Earlier this year, Medtronic unveiled two-year data from a large multi-center randomized controlled study of Kyphon Balloon kyphoplasty for spine fractures. The results—taken from 300 patients at 21 centers in eight countries—concluded that the procedure relieved back pain, increased patient satisfaction and improved both mobility and patients’ quality of life more than non-surgical care.
While such validation should have been a boon to sales, it could not completely wipe off the tarnish created by two other studies that questioned the surgery’s efficacy. Early tests reporting positive results for the Kyphon procedure generally did not have control groups, making it difficult for clinicians to determine whether the purported benefits simply were due to a placebo effect or the natural tendency of chronic back pain to subside over time.
The damning studies, published in the New England Journal of Medicine in August 2009, tested the Kyphon balloon surgery in a more rigorous way. Clinicians randomly assigned patients to undergo either kyphoplasty or a fake procedure in which they were injected with local anesthetic but no cement. Researchers followed patients for a few months to see if there was any difference in pain or functioning.
The results? Those who received a fake procedure did just as well as patients who underwent the true surgery, with both groups improving at roughly the same level.
“It is absolutely shocking,” Mayo Clinic interventional neuroradiologist David Kallmes, who led one of the studies in conjunction with researchers at the University of Washington, told Forbes magazine. “Vertebroplasty as currently practiced in this country and around the world doesn't seem to work.”

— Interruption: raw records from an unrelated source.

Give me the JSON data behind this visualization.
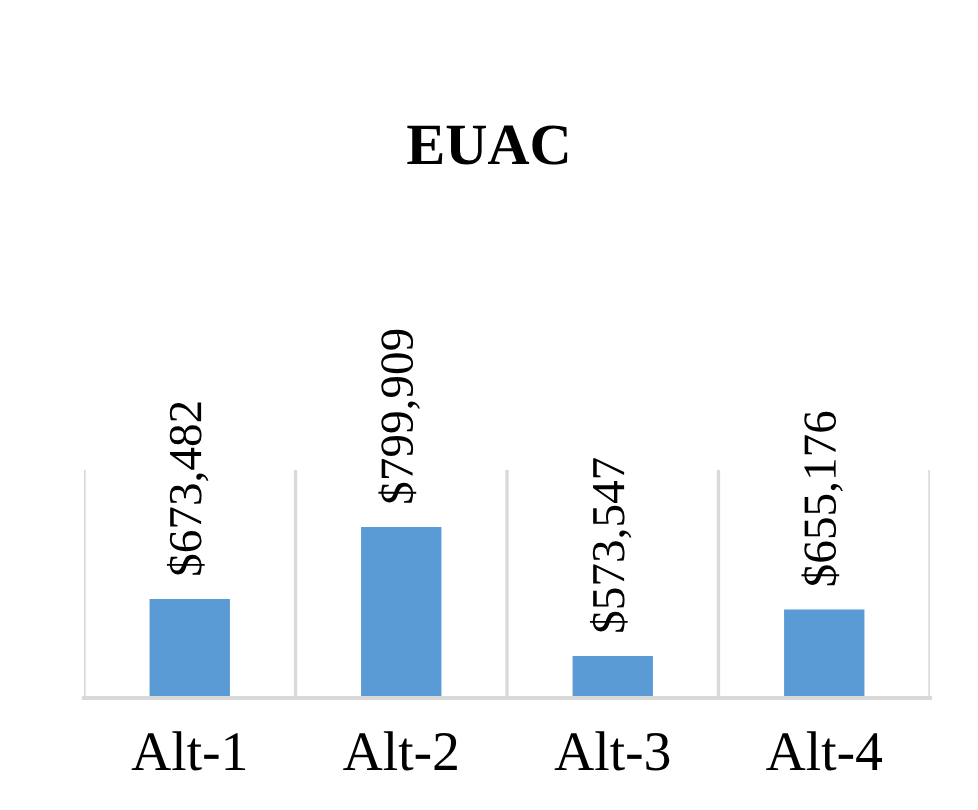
{
  "chart_data": {
    "type": "bar",
    "title": "EUAC",
    "categories": [
      "Alt-1",
      "Alt-2",
      "Alt-3",
      "Alt-4"
    ],
    "values": [
      673482,
      799909,
      573547,
      655176
    ],
    "value_labels": [
      "$673,482",
      "$799,909",
      "$573,547",
      "$655,176"
    ],
    "color": "#5b9bd5",
    "ylim": [
      500000,
      900000
    ],
    "grid": "x",
    "tick_labels": "x"
  }
}
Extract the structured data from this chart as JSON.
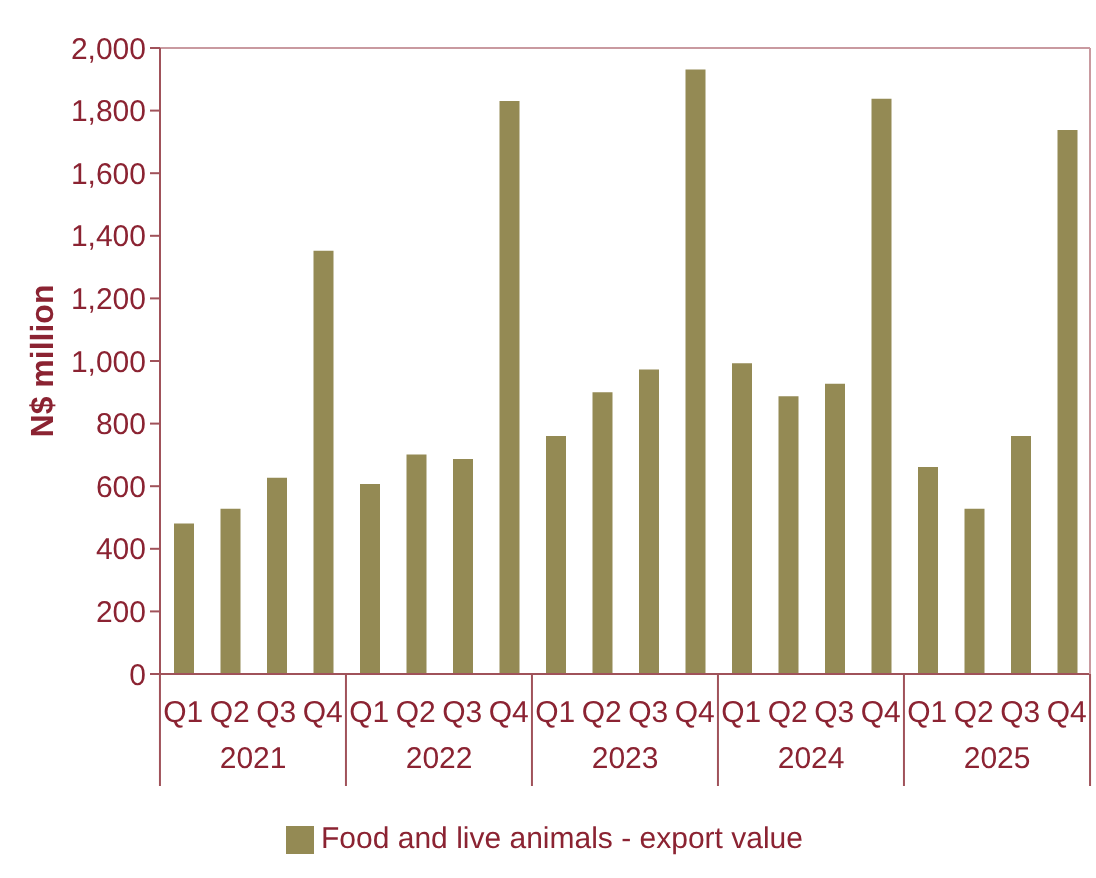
{
  "chart_data": {
    "type": "bar",
    "ylabel": "N$ million",
    "categories": [
      "Q1",
      "Q2",
      "Q3",
      "Q4",
      "Q1",
      "Q2",
      "Q3",
      "Q4",
      "Q1",
      "Q2",
      "Q3",
      "Q4",
      "Q1",
      "Q2",
      "Q3",
      "Q4",
      "Q1",
      "Q2",
      "Q3",
      "Q4"
    ],
    "annotations": [
      "2021",
      "2022",
      "2023",
      "2024",
      "2025"
    ],
    "series": [
      {
        "name": "Food and live animals - export value",
        "color": "#948a54",
        "values": [
          481,
          528,
          627,
          1352,
          607,
          701,
          687,
          1831,
          760,
          900,
          973,
          1931,
          993,
          887,
          927,
          1838,
          661,
          528,
          760,
          1738
        ]
      }
    ],
    "ylim": [
      0,
      2000
    ],
    "yticks": [
      0,
      200,
      400,
      600,
      800,
      {
        "value": 1000,
        "label": "1,000"
      },
      {
        "value": 1200,
        "label": "1,200"
      },
      {
        "value": 1400,
        "label": "1,400"
      },
      {
        "value": 1600,
        "label": "1,600"
      },
      {
        "value": 1800,
        "label": "1,800"
      },
      {
        "value": 2000,
        "label": "2,000"
      }
    ],
    "grid": false,
    "legend": "bottom"
  }
}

With that kind of conclusion resonating in professional medical circles, Medtronic’s kyphoplasty technology stood little chance of making a significant impact on FY2010 sales. Compounding the proverbial beating it took from the New England Journal of Medicine studies was the release of a competing kyphoplasty product by CareFusion Corporation (a spinoff of Cardinal Health). The San Diego, Calif.-based company unveiled its AVAmax vertebral balloon last year; the device is part of a system that includes needles, bone cement and delivery instruments for both kyphoplasty and vertebroplasty, giving doctors the choice and flexibility to perform either procedure. CareFusion established a dedicated sales force to sell the product in the United States, and is strategizing a commercialization plan for Europe in 2011.
Still, Medtronic is hopeful it can regain some lost ground in the worldwide kyphoplasty device market, estimated to range between $500 million and $600 million. Executives expect sales boosts in fiscal 2011 from the launch of “high pressure balloons and syringes, curettes and fixation materials” as well as the regulatory approval in Japan for kyphoplasty.
Additional sales drivers in 2011 include the Atlantis Translational Cervical Plate System (a ratcheting plate featuring segments that translate under compression, but maintain their position under tension); the Vertex Select Reconstruction System; the PEEK Prevail Cervical Interbody Device (featuring an “I-beam” shape with a two-screw configuration, this implant incorporates a nitinol wire locking mechanism to keep the screws securely in place), and the CD Horizon Solera Spinal System, a spinal fusion device for those suffering from severe middle- and lower-back pain, and those with degenerative disc disease. Sales of the Solera system and its sister device, Legacy, were up 20 percent during a limited rollout in the United States, executives told analysts in November 2010.